Well, while I appreciate mercy as much as anybody (and need it as much as anybody), my sympathies are more with those who think that a little more context is called for on this issue. Here is my effort to provide some of it.
First, I have seen some say that we should leave the judging entirely to God or to Jesus and recognize that our business is just to show mercy. This is a good inclination, but to insist on it in a too unqualified way might obscure something important about the Church. Certainly it is the job of the Church to communicate God’s mercy. But at the same time the Church itself could not disclaim all powers of judgment without betraying its own roots as an institution created by Jesus. For, according to the Bible, and to age-old Catholic teaching, Jesus gave the Church a certain authority to make important judgments. Jesus told the apostles (whose successors we believe the bishops to be): whose sins you forgive are forgiven, whose sins you retain are retained. As individuals we should certainly not be judgmental.
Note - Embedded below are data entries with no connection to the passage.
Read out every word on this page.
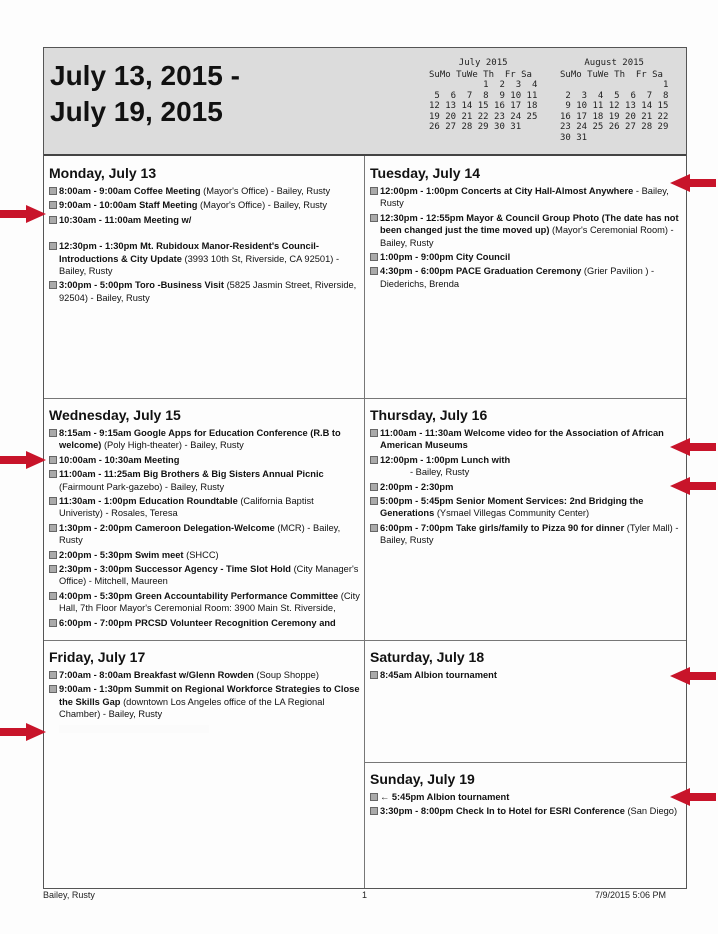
July 13, 2015 -
July 19, 2015
July 2015
SuMo TuWe Th  Fr Sa
1  2  3  4
5  6  7  8  9 10 11
12 13 14 15 16 17 18
19 20 21 22 23 24 25
26 27 28 29 30 31
August 2015
SuMo TuWe Th  Fr Sa
1
2  3  4  5  6  7  8
9 10 11 12 13 14 15
16 17 18 19 20 21 22
23 24 25 26 27 28 29
30 31
Monday, July 13
8:00am - 9:00am Coffee Meeting (Mayor's Office) - Bailey, Rusty
9:00am - 10:00am Staff Meeting (Mayor's Office) - Bailey, Rusty
10:30am - 11:00am Meeting w/
12:30pm - 1:30pm Mt. Rubidoux Manor-Resident's Council-Introductions & City Update (3993 10th St, Riverside, CA 92501) - Bailey, Rusty
3:00pm - 5:00pm Toro -Business Visit (5825 Jasmin Street, Riverside, 92504) - Bailey, Rusty
Tuesday, July 14
12:00pm - 1:00pm Concerts at City Hall-Almost Anywhere - Bailey, Rusty
12:30pm - 12:55pm Mayor & Council Group Photo (The date has not been changed just the time moved up) (Mayor's Ceremonial Room) - Bailey, Rusty
1:00pm - 9:00pm City Council
4:30pm - 6:00pm PACE Graduation Ceremony (Grier Pavilion ) - Diederichs, Brenda
Wednesday, July 15
8:15am - 9:15am Google Apps for Education Conference (R.B to welcome) (Poly High-theater) - Bailey, Rusty
10:00am - 10:30am Meeting
11:00am - 11:25am Big Brothers & Big Sisters Annual Picnic (Fairmount Park-gazebo) - Bailey, Rusty
11:30am - 1:00pm Education Roundtable (California Baptist Univeristy) - Rosales, Teresa
1:30pm - 2:00pm Cameroon Delegation-Welcome (MCR) - Bailey, Rusty
2:00pm - 5:30pm Swim meet (SHCC)
2:30pm - 3:00pm Successor Agency - Time Slot Hold (City Manager's Office) - Mitchell, Maureen
4:00pm - 5:30pm Green Accountability Performance Committee (City Hall, 7th Floor Mayor's Ceremonial Room: 3900 Main St. Riverside,
6:00pm - 7:00pm PRCSD Volunteer Recognition Ceremony and
Thursday, July 16
11:00am - 11:30am Welcome video for the Association of African American Museums
12:00pm - 1:00pm Lunch with
- Bailey, Rusty
2:00pm - 2:30pm
5:00pm - 5:45pm Senior Moment Services: 2nd Bridging the Generations (Ysmael Villegas Community Center)
6:00pm - 7:00pm Take girls/family to Pizza 90 for dinner (Tyler Mall) - Bailey, Rusty
Friday, July 17
7:00am - 8:00am Breakfast w/Glenn Rowden (Soup Shoppe)
9:00am - 1:30pm Summit on Regional Workforce Strategies to Close the Skills Gap (downtown Los Angeles office of the LA Regional Chamber) - Bailey, Rusty
Saturday, July 18
8:45am Albion tournament
Sunday, July 19
← 5:45pm Albion tournament
3:30pm - 8:00pm Check In to Hotel for ESRI Conference (San Diego)
Bailey, Rusty	1	7/9/2015 5:06 PM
Moreover, we should not expect or want the Church to be overly censorious. But if we think the Church has no business making judgments at all, we have gone too far.
Second, if it is true, as some people have been emphasizing, that God will do the judging, then it certainly would not be wrong of us to remind others, and even more ourselves, that this judgment is coming. It would even be an act of mercy to do so. I think that sometimes calls to leave the judging to God can be misinterpreted as calls to just not worry about the question of judgment. But all faithful Catholics would have to admit that God’s judgment is just as much a part of the reality we have to face as His mercy. And if this is so we are doing good in warning of God’s judgment. Admittedly, warnings of God’s judgment can be perverted: they can be tools of self-righteousness. But talk of God’s mercy can also be perverted into a tool of moral complacency. We would have to exercise the same prudent self-examination in either case to make sure that we are not misusing or misrepresenting either of these important truths.
Finally, at the most general level, we should remember that the idea of mercy is unintelligible except in relation to sin and judgment. God is merciful, we say; he will show us mercy. Right, but mercy for what? For our sins. When one is said to show mercy, it necessarily presupposes power or just authority to punish. We say a conqueror shows mercy when he does not slay the conquered, or that a judge shows mercy when he lessens the sentence of the condemned. Presumably the first kind of mercy, the kind used in relation to mere power, is not the kind we are attributing to God; because while He certainly has absolute power over us, we don’t think of him as even capable of using it despotically to destroy or save on a kind of whim. Therefore, when we speak of God’s mercy we are speaking of a mercy exercised in relation to a just judgment, a rightful condemnation for our sins.